The desecration of the ancient grave looks to me like an attempt to destroy an aspect of Sufi worship, which is strongly rejected in Wahhabi Islam. Sufism is a form of Islamic mysticism, in which the practitioner attempts to achieve union with the Almighty through a series of spiritual exercises. These can include singing and dancing. There are a number of different Sufi orders, some of whom may differ widely from orthodox Islam. The famous whirling dervishes of Turkey are one Sufi order. These orders are under the guidance of a sheikh, the term given to their spiritual head. The orders’ founders are revered as saints, their graves are frequently the sites of veneration and special ceremonies.

I was taught at College that most Muslims in fact belong to a Sufi order. Sufi mysticism was practised not only in the Near East, but also amongst European Muslim communities in the former Ottoman Empire. Many of these communities were converted to Islam through their preaching, and in particular that of the Bektashi order, who served as the chaplains to the Ottoman forces. Unfortunately, this aspect of the traditional Islamic heritage of the Balkan nations has been under attack, not only from Non-Muslim nationalists, but also from Islamic fundamentalists from elsewhere in the Dar al-Islam. I can remember reading years ago in the Independent how graves in Muslim cemeteries in some of the Balkan countries had been destroyed as part of a fundamentalist attack on monuments and practices they considered non-Muslim.

There are British Muslims, who perform religious rites to venerate the graves of religious leaders in this country. If ISIS had their way, the worshippers and mystics at these shrines, who follow the traditions of their orders, would find their beliefs and practices banned and suppressed. Just as ISIS would kill and maim their non-Muslim friends and fellow citizens.

Timbuktu’s Ancient Heritage of Learning

As for the destruction of the library, Timbuktu was one of the richest towns in West Africa during the Middle Ages because of its position on the major gold trading route. So rich was the country, that when the ruler of Mali went on the pilgrimage to Mecca, the Hajj, in the 12th century, he took so much gold with him that it sent Egypt into recession.

Mali was not only rich, but cultured. Timbuktu was a university town, where the Islamic texts and doctrines were studied and copied. Not only that, but its scholars were also interest in the secular sciences that were pursued by Muslim scientists during the Middle Ages. One of the books shown to the Beeb’s Aminatta Forna in her programme on Timbuktu’s lost library was a scientific text arguing for a heliocentric model of the solar system. That’s the same model as proposed independently in Europe by Copernicus, in which the Earth goes round the Sun, rather than the usual medieval notion of the Sun and the planets going round the Earth.

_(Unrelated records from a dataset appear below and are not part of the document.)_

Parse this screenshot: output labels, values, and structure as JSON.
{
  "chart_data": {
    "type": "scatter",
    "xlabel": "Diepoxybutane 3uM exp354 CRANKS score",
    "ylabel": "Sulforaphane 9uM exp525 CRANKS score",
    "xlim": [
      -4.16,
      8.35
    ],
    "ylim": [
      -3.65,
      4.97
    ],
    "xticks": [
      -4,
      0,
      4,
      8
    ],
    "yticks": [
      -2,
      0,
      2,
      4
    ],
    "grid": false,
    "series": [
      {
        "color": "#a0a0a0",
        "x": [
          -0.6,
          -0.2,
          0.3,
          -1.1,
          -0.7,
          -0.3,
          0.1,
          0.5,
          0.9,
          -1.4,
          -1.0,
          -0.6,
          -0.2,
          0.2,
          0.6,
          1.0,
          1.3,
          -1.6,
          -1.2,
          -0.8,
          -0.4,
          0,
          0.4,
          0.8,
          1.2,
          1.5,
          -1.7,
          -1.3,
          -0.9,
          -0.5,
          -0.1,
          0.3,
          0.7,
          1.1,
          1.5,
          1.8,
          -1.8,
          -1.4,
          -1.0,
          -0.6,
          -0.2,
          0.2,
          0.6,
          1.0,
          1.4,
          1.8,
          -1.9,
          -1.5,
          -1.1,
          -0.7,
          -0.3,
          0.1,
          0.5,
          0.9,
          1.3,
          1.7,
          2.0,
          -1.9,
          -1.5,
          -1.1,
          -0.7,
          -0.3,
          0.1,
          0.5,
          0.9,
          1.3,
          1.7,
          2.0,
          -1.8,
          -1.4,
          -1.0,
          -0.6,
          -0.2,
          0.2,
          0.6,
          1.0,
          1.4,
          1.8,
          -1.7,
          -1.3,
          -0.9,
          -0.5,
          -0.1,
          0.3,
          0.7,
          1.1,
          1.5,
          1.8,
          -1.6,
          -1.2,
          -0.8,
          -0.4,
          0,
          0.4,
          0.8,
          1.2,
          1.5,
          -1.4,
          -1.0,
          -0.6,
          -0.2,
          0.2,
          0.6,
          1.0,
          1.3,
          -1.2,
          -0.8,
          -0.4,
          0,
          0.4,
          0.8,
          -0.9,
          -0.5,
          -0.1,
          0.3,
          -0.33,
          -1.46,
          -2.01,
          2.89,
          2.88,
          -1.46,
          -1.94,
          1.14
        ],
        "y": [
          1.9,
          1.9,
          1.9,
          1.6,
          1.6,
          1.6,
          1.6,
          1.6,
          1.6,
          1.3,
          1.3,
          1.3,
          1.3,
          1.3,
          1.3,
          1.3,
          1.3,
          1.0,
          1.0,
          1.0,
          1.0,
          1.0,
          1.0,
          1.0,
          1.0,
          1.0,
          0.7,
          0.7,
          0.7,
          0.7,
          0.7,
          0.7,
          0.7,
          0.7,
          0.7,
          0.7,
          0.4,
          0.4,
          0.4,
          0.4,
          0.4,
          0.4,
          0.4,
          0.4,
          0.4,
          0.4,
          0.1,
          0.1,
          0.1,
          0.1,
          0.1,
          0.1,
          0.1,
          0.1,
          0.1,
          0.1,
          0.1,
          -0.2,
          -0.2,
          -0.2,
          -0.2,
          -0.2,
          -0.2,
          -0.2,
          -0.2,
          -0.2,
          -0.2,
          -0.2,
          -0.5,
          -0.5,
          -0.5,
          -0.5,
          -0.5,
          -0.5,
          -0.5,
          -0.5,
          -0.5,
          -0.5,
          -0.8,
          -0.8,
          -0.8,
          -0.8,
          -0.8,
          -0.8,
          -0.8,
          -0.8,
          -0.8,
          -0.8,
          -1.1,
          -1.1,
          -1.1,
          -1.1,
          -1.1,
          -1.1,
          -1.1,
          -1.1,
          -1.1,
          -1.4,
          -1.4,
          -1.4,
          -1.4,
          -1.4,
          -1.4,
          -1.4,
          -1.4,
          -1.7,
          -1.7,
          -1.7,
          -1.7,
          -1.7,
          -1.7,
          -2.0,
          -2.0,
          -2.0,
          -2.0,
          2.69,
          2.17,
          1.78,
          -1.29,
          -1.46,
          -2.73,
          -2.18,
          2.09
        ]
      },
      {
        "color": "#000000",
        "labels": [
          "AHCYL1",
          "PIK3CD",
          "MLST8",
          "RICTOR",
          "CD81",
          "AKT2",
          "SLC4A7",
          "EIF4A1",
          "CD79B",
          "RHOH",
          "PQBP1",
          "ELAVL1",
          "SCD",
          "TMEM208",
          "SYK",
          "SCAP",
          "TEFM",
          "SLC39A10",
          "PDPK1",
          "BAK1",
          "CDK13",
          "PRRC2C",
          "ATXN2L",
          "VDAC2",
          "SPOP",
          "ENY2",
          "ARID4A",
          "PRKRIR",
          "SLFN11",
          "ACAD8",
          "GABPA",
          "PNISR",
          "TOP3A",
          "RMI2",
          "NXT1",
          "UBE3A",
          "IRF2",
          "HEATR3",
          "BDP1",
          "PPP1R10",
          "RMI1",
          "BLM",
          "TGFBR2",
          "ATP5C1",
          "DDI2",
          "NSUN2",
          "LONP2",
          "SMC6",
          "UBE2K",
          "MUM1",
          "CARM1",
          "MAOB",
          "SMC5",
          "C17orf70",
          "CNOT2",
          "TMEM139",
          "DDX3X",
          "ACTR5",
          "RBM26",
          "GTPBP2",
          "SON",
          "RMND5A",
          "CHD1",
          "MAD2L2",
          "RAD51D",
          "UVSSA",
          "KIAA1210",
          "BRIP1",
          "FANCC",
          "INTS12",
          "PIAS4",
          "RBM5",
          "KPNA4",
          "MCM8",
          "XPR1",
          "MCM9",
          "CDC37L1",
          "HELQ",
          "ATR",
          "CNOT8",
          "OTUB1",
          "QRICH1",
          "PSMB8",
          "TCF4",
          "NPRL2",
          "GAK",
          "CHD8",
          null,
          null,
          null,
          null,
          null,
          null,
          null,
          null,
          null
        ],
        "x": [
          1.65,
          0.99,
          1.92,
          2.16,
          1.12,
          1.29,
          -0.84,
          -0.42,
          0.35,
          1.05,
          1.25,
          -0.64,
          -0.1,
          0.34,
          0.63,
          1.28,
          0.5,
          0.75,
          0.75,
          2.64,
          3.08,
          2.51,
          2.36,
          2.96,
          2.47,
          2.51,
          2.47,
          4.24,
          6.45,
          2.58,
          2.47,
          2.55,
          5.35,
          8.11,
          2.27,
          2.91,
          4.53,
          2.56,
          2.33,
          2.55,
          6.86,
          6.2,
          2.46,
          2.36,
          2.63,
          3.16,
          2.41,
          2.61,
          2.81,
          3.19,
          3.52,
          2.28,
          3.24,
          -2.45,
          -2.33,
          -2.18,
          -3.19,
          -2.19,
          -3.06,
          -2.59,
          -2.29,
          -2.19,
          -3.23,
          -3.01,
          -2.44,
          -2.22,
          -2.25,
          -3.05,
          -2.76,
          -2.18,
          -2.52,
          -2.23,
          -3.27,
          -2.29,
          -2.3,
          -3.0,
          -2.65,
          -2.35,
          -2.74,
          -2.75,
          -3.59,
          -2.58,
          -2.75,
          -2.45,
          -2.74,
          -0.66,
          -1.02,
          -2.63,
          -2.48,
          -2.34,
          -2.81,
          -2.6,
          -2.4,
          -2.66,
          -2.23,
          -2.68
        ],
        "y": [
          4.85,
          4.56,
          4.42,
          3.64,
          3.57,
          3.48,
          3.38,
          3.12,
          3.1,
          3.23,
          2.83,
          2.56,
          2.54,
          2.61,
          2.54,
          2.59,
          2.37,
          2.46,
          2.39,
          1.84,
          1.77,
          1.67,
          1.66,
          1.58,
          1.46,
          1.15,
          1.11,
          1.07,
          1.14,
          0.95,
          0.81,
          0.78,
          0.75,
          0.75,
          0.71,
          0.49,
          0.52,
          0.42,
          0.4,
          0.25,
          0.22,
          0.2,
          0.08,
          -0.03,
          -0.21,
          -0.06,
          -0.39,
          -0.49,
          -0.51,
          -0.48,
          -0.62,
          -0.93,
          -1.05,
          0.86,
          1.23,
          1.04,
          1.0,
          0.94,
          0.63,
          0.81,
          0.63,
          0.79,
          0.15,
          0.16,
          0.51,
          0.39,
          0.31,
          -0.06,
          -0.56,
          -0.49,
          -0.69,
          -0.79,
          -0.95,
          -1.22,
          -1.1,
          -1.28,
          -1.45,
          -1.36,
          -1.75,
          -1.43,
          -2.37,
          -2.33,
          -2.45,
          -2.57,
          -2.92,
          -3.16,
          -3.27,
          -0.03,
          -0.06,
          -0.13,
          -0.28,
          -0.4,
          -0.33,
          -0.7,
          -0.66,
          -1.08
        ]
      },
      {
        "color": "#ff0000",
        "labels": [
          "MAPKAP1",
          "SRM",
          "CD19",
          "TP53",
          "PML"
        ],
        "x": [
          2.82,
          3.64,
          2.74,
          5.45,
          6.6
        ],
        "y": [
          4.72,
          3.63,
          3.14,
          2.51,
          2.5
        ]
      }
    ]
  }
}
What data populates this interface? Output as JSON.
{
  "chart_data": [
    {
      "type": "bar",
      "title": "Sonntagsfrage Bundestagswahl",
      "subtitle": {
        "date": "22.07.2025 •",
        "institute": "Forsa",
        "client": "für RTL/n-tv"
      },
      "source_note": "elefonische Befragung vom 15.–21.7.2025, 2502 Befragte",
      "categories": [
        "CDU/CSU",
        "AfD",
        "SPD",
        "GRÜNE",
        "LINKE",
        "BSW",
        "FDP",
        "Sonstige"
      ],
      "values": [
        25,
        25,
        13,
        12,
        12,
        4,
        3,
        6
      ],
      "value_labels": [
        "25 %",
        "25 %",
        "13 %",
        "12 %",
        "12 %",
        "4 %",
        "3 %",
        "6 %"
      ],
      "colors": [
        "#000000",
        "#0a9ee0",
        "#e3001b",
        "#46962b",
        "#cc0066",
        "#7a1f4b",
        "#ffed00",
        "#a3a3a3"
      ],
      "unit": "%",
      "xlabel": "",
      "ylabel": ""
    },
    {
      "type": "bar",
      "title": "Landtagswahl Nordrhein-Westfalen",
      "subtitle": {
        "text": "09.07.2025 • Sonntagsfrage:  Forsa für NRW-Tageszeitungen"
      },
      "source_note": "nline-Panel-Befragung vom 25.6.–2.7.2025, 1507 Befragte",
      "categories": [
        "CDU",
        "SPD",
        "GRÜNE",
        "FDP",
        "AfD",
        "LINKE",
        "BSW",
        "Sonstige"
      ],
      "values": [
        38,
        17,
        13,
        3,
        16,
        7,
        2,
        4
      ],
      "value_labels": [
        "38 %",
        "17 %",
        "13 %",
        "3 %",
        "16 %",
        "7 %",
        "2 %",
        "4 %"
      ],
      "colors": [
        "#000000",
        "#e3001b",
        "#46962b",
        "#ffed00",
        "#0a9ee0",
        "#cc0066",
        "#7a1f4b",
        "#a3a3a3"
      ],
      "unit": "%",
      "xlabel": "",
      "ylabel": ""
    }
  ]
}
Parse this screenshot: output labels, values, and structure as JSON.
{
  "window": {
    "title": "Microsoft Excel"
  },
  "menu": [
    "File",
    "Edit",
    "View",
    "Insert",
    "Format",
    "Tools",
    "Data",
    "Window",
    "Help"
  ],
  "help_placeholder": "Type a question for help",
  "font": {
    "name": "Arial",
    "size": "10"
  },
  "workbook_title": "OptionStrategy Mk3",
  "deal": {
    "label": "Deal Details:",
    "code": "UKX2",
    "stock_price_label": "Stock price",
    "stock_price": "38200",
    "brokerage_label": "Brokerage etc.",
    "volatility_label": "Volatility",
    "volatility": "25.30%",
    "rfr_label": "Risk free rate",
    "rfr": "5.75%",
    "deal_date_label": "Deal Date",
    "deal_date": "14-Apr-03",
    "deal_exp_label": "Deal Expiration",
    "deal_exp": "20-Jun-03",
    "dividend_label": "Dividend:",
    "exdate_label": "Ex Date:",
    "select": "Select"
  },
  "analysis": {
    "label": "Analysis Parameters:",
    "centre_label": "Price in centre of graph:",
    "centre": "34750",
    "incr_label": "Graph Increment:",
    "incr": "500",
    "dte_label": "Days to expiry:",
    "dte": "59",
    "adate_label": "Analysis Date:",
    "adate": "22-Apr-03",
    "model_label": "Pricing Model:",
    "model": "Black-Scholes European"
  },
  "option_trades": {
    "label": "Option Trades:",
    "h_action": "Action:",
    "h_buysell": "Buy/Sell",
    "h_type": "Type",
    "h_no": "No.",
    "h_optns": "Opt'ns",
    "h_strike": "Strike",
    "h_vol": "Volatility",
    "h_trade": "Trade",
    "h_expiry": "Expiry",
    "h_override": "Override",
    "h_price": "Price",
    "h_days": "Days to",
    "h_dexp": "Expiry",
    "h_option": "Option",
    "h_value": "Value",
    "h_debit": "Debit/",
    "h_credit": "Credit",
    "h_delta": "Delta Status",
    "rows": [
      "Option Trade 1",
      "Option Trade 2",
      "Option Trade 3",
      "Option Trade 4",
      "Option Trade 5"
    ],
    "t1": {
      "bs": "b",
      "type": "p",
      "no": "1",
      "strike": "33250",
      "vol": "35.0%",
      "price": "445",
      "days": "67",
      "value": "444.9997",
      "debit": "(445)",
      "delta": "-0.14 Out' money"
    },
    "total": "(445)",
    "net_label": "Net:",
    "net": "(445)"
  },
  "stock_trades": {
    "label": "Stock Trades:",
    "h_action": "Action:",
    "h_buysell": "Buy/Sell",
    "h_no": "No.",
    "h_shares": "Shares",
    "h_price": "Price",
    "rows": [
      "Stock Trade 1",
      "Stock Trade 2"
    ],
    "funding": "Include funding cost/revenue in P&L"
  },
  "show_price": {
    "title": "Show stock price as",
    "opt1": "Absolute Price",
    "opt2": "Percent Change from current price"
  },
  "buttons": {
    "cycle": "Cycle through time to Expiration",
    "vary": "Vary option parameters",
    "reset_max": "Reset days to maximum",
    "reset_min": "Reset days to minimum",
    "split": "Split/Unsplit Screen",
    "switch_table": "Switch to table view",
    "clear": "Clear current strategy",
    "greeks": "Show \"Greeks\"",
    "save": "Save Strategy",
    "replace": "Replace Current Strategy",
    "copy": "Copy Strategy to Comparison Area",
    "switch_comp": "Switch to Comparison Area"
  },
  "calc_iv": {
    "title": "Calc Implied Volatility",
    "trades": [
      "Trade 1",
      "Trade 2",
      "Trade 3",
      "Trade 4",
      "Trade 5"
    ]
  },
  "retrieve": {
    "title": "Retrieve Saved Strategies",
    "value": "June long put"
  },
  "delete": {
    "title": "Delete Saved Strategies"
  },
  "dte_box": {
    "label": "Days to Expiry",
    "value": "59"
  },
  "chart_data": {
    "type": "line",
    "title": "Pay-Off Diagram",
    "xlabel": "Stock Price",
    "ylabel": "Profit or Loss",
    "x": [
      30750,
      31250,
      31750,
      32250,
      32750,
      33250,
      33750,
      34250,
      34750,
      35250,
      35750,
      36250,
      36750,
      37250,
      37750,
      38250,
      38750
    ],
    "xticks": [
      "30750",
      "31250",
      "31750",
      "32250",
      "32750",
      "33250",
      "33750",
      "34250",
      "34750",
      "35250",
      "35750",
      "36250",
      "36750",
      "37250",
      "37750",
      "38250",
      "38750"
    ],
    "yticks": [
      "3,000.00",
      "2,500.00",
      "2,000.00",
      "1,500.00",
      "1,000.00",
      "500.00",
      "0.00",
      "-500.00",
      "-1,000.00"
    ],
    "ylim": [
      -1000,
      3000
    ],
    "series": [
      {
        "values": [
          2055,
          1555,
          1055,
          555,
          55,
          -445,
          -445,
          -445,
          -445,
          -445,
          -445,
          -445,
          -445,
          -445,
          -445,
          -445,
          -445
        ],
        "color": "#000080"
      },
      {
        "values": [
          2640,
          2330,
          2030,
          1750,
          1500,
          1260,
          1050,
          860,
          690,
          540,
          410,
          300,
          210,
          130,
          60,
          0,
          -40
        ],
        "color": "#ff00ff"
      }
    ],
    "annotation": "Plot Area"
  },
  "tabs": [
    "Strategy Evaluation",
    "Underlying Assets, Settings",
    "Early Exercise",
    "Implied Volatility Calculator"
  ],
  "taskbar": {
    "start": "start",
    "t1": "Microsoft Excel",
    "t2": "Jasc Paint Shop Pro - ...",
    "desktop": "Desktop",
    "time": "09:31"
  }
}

Forna’s programme was a fascinating documentary on the sheer wealth of the city’s and Mali’s medieval culture and learning. It’s also on Youtube. Here it is below. It’s nearly an hour, so not short, but well worth watching.

The modern Arabic word for literature is adabiyyat, which I understand is derived from adab, meaning manners, but also ‘culture’. ISIS in their destruction of the world’s cultural heritage and learning have shown themselves to be its enemies, both those of Muslims and non-Muslims. And if they continue, the world will be a much poorer place.